The key to Steven Bognar and Julia Reichert’s documentary about a shuttered GM plant in Dayton, Ohio, brought back to life by a Chinese billionaire’s glass company?
“We had to immerse ourselves completely,” Bognar said of the duo’s efforts to earn the trust of the workers at the Fuyao Glass factory, the focus of “American Factory.”
Bognar and Riechert were fully committed to becoming part of this close-knit group, filming the day-to-day operations of the plant for nearly three years and accruing over 1,200 hours of footage.
The results are astounding, as many of the employees there proved to be very candid and open about their experience regarding the unique economic experiment they found themselves taking part in.’
“It became routine for us to be there,” Bognar said during a recent phone interview. “As such, they would talk to us spontaneously and be very open.”
The candid comments from the workers Bognar and Reichert engage with are one of the highlights of the film, with their rawness helping to poignantly drive home the employees’ situation.

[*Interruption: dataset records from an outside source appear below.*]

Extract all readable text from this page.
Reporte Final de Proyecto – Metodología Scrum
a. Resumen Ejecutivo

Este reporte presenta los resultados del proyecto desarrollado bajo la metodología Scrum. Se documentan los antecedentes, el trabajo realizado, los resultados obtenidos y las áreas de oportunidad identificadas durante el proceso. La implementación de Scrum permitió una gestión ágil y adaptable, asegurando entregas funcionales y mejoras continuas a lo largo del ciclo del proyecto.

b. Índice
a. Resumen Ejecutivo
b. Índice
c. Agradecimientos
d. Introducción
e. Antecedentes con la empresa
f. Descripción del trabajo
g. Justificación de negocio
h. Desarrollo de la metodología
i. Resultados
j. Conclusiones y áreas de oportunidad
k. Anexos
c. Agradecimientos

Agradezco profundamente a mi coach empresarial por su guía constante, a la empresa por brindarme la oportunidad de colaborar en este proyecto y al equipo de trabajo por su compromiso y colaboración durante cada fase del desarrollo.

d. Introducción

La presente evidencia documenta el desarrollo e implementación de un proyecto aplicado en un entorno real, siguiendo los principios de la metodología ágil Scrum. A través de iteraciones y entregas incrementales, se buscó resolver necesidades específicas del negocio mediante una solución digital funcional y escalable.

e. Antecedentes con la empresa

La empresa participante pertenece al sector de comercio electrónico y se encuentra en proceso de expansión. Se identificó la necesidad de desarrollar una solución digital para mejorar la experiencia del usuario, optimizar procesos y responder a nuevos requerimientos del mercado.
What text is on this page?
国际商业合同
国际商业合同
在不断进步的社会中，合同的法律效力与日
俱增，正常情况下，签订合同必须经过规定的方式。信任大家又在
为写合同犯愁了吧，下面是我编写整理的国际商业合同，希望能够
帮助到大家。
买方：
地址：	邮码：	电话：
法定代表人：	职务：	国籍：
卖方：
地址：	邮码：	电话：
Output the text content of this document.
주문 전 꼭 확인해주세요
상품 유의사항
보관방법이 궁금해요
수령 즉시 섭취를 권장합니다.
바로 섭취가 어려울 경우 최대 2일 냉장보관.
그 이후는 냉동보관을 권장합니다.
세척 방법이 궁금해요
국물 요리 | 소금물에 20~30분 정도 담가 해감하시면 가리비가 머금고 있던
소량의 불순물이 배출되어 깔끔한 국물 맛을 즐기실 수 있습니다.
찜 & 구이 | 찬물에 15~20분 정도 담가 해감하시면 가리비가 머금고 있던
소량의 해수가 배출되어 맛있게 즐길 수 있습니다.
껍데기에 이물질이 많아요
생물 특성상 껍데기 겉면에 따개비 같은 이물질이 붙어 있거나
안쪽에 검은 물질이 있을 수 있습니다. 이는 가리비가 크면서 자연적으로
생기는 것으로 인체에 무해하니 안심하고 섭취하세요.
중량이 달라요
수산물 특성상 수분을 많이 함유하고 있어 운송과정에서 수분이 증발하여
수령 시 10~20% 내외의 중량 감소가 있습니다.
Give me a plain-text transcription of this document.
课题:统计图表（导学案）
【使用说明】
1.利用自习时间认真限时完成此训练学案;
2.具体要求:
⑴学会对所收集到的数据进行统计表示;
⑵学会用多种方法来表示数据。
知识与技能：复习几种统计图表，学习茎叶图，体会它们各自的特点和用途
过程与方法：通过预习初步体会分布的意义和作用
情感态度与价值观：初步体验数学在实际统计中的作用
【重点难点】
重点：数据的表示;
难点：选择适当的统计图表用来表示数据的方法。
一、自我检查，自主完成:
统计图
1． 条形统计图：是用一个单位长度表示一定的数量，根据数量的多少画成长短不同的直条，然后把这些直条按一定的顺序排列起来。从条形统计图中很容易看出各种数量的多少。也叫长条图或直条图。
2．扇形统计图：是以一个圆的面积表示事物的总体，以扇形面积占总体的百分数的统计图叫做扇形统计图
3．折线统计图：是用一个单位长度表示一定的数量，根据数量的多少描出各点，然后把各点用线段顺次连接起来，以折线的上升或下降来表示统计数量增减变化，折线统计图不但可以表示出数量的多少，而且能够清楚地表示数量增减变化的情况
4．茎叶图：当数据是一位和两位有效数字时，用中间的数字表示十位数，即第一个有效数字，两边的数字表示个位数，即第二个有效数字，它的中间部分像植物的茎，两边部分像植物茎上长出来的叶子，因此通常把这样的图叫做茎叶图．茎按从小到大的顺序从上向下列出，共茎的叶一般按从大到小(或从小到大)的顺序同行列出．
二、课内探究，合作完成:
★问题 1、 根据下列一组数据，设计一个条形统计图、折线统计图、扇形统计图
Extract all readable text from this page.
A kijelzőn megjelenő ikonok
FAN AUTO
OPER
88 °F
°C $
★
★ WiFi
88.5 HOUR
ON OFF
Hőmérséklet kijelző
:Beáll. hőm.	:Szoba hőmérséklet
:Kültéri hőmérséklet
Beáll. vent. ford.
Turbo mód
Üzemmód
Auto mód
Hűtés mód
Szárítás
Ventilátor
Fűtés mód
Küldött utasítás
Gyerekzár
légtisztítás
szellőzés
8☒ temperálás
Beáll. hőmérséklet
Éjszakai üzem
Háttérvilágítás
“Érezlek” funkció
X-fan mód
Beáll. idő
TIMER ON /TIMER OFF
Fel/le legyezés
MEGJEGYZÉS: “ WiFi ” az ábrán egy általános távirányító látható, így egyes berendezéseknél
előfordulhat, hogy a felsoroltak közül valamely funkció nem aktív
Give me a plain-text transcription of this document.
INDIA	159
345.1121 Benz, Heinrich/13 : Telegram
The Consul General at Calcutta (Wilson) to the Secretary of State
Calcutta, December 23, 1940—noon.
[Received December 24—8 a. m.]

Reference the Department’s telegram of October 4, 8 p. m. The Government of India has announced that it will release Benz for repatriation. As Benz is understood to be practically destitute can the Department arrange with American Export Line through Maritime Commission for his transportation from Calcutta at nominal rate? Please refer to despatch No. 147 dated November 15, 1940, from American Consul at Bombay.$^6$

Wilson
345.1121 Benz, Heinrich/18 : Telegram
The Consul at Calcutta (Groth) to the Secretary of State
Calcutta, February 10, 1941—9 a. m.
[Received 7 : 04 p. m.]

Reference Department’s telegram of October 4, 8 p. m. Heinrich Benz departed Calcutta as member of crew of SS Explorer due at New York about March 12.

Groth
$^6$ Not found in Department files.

After being shuttered for over seven years, the GM plant was reopened by the Chinese corporation run by Cho Tak Wong, with the promise of providing thousands of jobs with competitive wages. The factory would pair Chinese supervisors with American workers, with the expectation that it would begin showing a profit within a year of operation.
As with most best-laid plans, this one hits more than a few snags along the way, not the least of which is the clash of diverse work cultures housed in a single building. The results are confused expectations between co-workers and disappointment and anger among the American employees when everything doesn’t work out as promised and the working conditions are not what they are used to.
“Factory” meticulously chronicles how this situation plays out with a degree of intimacy that’s rare for films of this sort. What starts off as an optimistic enterprise soon devolves into an exercise in frustration for all involved, as differing expectations regarding work, company loyalty and conditions in the factory seem insurmountable.
“The turn happened when the need for profit occurred,” Bognar said. “They had expectations of a profit after one year, and that simply isn’t the model here.”
One of the ways the company addressed this issue was to send a group of American supervisors to China to observe the culture and work habits there in an attempt to make the visitors understand their employers’ intent.
“The trip to China was mindblowing,” Bognar said about one of the most unexpected turns in the process. “I didn’t appreciate their culture until we got there. The level of ambition in China is really amazing. The scale and intensity of the workers was eye-opening. They never slack off. They will work 12-hour shifts, six days a week. Many of them live in villages far away, and they only see their kids once or twice a year. It makes you wonder about the cost of their loyalty to the company.”
Bognar found that the approach towards work regarding company loyalty and hours worked weren’t the only differences that kept popping up.
“With the Chinese, there’s a level of directness,” he said. “There, when a worker is asked to do something, they simply do it. In America, if you do the same thing, they want to know why you want it done and for what reason.”
As tensions rose between the two groups and a between the American employees and management, calls to form a union arose, an event that Cho stated would result in the closing of the factory.
Amid it all, Bognar said Cho never asked him and his co-diretor to stop filming.
“He let us continue,” Bognar said. “Here is a man who has written his own autobiography that recounts not just his successes but his loses and mistakes as well. He understands the need for conflict in a story and the power of a narrative. He never asked us to stop, and I thought that was amazing and brave.”
In the end, “American Factory” offers up no easy answers to the complex problems it examines. Benefits and drawbacks are evident in each culture’s approach to work, but the one thing that is crystal clear is that in no matter what system is used, the workers are the ones who come out on the losing end.
“I hope the film asks the questions, ‘Is this the way things should be?’ ‘Is this sustainable?’” Bognar said. “In my lifetime, I’ve seen the impossible. I’ve seen the Berlin Wall fall. And I know we need a global conversation on the future of work and that working people have to be at the table.”
The film was released Aug. 21 on Netflix. Champaign’s Art Theater is hosting a free screening at 7 p.m. Sept. 11.